I went to my old high school today. It was awful. I arrived and I couldn’t find anyone for a while so I just decided to randomly walk around the building for a while. I got made fun of for wearing my sunglasses indoors by some random dude (really? REALLY???) who apparently thought I was ‘trying to be cool’ (in reality I was just really fucking stoned… how sheltered are these people?)… I eventually ran into an old teacher of mine who found one of my old friends and I went to sit with her and two other visitors (apparently, she’s really popular??). I was the odd one out, again, because I am just fucking different. I dress differently (jeans I cut off myself, my dad’s jacket… sunglasses), I have different hobbies, talk about different things (also I was just being high and goofing around, and these people are the biggest anti-stoners on the planet so you can kinda get the issue here…). I just couldn’t connect with them you know. I accidentally punched my old friend because she sneaked up on me and it scared me sooo badly. It wasn’t her intention of course so it was kinda embarrassing…. one of the other visitors bought us all food after my friend was done with school, which was nice but it makes me feel guilty someone spent money on me, and I can never pay them back. So I went home.

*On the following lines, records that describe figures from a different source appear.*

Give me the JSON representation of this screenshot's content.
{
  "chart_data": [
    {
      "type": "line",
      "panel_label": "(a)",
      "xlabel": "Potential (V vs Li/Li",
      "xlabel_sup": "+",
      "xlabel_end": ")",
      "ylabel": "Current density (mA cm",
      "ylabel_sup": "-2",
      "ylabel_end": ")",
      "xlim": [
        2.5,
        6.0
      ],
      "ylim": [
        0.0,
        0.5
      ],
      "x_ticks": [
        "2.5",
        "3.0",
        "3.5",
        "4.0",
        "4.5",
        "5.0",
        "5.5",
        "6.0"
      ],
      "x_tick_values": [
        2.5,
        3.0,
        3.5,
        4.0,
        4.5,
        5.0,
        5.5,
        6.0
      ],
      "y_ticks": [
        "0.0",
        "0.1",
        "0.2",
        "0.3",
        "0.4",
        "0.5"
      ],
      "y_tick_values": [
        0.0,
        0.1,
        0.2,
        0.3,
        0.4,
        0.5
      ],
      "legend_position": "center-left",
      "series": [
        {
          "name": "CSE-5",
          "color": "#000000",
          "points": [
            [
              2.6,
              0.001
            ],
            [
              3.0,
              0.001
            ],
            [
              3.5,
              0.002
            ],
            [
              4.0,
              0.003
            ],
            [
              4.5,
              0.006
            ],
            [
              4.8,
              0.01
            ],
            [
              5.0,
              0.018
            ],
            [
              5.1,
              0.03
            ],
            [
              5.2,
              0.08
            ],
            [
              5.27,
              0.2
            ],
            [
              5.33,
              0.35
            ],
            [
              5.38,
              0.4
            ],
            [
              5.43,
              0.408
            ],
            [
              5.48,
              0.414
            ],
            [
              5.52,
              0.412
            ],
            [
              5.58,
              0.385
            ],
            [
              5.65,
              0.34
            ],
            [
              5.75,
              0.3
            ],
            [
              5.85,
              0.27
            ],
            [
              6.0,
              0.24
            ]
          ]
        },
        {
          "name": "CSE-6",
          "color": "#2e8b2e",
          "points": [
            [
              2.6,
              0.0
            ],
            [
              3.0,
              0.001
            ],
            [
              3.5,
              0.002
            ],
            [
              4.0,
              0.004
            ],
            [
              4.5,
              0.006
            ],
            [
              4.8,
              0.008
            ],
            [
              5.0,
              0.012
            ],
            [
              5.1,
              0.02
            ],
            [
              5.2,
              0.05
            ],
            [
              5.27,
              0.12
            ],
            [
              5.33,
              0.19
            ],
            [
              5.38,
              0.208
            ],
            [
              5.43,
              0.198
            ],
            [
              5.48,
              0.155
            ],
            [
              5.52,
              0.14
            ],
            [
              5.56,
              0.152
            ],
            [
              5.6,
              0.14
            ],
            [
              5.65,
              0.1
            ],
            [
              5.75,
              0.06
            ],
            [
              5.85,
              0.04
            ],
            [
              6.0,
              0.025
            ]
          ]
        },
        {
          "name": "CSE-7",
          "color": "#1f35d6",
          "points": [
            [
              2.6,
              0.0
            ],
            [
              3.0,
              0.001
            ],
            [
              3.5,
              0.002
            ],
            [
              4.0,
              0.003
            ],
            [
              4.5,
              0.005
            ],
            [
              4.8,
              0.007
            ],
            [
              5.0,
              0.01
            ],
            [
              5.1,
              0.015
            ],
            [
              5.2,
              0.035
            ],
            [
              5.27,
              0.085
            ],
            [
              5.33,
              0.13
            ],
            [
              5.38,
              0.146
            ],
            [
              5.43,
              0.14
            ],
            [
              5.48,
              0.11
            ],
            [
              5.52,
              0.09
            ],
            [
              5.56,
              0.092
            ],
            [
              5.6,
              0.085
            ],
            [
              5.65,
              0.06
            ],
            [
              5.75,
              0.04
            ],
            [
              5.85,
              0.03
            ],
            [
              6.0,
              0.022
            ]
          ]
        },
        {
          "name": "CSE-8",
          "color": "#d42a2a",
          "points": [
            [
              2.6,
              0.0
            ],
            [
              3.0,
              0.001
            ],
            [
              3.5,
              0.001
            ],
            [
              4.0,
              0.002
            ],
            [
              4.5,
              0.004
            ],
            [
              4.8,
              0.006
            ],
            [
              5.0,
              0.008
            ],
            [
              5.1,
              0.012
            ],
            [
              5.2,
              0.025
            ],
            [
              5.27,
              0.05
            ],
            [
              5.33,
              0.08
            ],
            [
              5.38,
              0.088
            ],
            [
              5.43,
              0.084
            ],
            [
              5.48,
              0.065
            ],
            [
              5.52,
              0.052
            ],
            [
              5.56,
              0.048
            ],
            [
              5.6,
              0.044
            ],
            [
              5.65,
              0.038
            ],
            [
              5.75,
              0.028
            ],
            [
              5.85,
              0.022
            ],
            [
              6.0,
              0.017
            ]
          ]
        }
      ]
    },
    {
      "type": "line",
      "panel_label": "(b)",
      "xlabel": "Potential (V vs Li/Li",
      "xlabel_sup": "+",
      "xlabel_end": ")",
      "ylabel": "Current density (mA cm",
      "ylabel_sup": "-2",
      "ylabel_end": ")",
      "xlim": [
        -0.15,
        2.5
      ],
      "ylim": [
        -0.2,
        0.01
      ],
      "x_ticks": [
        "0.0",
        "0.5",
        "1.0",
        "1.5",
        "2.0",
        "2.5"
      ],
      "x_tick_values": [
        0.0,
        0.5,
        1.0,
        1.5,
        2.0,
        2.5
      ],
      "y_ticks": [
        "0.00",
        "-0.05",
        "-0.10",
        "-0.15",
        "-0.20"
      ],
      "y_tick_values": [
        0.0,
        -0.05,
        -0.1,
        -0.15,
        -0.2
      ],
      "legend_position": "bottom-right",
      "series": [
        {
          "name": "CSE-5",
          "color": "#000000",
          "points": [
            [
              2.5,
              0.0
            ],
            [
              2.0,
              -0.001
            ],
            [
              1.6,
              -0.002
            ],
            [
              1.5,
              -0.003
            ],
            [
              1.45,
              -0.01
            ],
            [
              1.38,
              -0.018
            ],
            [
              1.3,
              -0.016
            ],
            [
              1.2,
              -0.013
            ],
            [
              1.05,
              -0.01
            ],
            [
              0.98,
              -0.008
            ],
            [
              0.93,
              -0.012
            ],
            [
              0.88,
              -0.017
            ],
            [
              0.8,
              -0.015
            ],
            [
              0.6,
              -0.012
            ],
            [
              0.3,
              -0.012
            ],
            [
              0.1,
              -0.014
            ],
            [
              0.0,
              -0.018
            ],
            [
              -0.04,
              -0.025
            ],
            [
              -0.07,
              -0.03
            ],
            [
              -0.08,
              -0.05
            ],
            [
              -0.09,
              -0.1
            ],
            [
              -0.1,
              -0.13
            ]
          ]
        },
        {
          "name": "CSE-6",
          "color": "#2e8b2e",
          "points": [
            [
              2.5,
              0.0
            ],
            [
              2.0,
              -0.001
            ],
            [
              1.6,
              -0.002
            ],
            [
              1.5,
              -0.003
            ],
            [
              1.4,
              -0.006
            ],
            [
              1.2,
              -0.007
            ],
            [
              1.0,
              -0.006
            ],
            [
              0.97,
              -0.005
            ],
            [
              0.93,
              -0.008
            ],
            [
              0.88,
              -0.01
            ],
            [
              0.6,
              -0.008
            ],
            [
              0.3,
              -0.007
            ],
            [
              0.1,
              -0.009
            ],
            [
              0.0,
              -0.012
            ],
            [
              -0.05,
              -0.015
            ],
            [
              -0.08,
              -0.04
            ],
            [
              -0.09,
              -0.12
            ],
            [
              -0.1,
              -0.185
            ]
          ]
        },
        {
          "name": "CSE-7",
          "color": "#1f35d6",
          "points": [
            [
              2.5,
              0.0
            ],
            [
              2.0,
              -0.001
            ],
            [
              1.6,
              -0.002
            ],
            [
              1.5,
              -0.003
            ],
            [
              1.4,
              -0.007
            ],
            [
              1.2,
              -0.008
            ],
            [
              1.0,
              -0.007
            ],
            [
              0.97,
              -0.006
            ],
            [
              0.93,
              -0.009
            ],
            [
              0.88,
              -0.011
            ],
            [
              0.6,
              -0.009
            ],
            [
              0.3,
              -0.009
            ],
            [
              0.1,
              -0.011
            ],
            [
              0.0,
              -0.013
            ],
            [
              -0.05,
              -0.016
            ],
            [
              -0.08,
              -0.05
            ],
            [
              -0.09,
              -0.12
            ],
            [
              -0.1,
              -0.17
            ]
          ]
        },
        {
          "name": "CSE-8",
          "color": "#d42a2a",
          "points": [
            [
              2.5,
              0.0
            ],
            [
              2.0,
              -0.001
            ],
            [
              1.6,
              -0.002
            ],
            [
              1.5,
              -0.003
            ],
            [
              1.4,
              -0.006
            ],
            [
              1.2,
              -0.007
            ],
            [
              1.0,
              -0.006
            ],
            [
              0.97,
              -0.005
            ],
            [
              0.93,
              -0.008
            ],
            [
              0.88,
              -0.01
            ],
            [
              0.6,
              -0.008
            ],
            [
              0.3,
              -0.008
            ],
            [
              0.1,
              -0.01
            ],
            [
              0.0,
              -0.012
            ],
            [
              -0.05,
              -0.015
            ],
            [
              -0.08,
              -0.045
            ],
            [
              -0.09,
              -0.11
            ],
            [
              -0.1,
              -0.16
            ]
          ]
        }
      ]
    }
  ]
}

And when I got home, I felt even lonelier. Eventually I realised why: it is because going made me realise going back to my old friends is just really not an option, because they are so different from myself. Which means I need to find new friends some other way…. I just wish people would chill with me man… I’m really not that bad, I am really quite nice.. sometimes… right? I can be fun, really, I just need to go out more… RIGHT? Nah, it’s true, I just am a horrible person to be with, going on the two months since I had fun in a social situation, and apparently that was enough to turn everyone against me. Because ever since they have been acting fucking weird, avoiding me n acting weird and stuff. Next week, I might go to a psychedelic music festival at the beach, the people I apparently turned against me are going too. I’m going to try to talk to them for a bit, but if they are still acting fucked up I will probably still go, I’ll end up having fun… probably…
4 comments
Believe me when I say, you are not weird. I read your essay and actually laughed when you said you punched your friend accidentally LOL. You seem like a friendly, chill and funny person. And who cares if someone makes fun of you. Laugh at them! Cuz they’re ignorant and don’t know the real you!
No one hated you I’ll bet. They are all just jealous. You’re such a beautiful girl!
Haha,
You sound like a girl I used to know at one point.
I don’t post here much anymore, because people got all their other problems and don’t need mine, but here’s the deal.
There was this girl I knew. Kindest thing ever. One who hurt lots though. She would pretend things wouldn’t matter to her, but they did. I could see she needed some love, so I gave her friendship and stuff.
You’re beautiful? I wouldn’t know. I’m blind, but the fact of the matter is, people may have said, “Oh you’re beautiful, so you should have friends”.
But if you are generally a sweet girl, things can work for you.
Drop me a line if needed. If you want, email me. brl.cents@gmail.com
Ask me if you want for my number, and we can talk. I really know what it’s like to be lonely. Believe me, I’m lonely every single day.
Sounds like me. Shorts i cut myself, dyed hair, hoodie under my uniform shirt at school. I stood out too much and was also the ivnerse, the kids at my school were stoners, heavy drug users, and the regular pot smokers. I don’t do drugs so of course I was wayyyy out there in their eyes. Ah i planned to visit my high school but I feel that it I will have the same kind of fun as you had, or worse the vice principal will tell me I’m not allowed on school grounds anymore. At my school if you leave or get kicked out you aren’t allowed to ever come back. I graduated but I had a troubled school life and was constantly in trouble so good reasons/excuse for them to deny me entry. I’m quite sorry that you endured that Ford. It’s a trip going back to somewhere from your past and feeling worse about it all than you did before.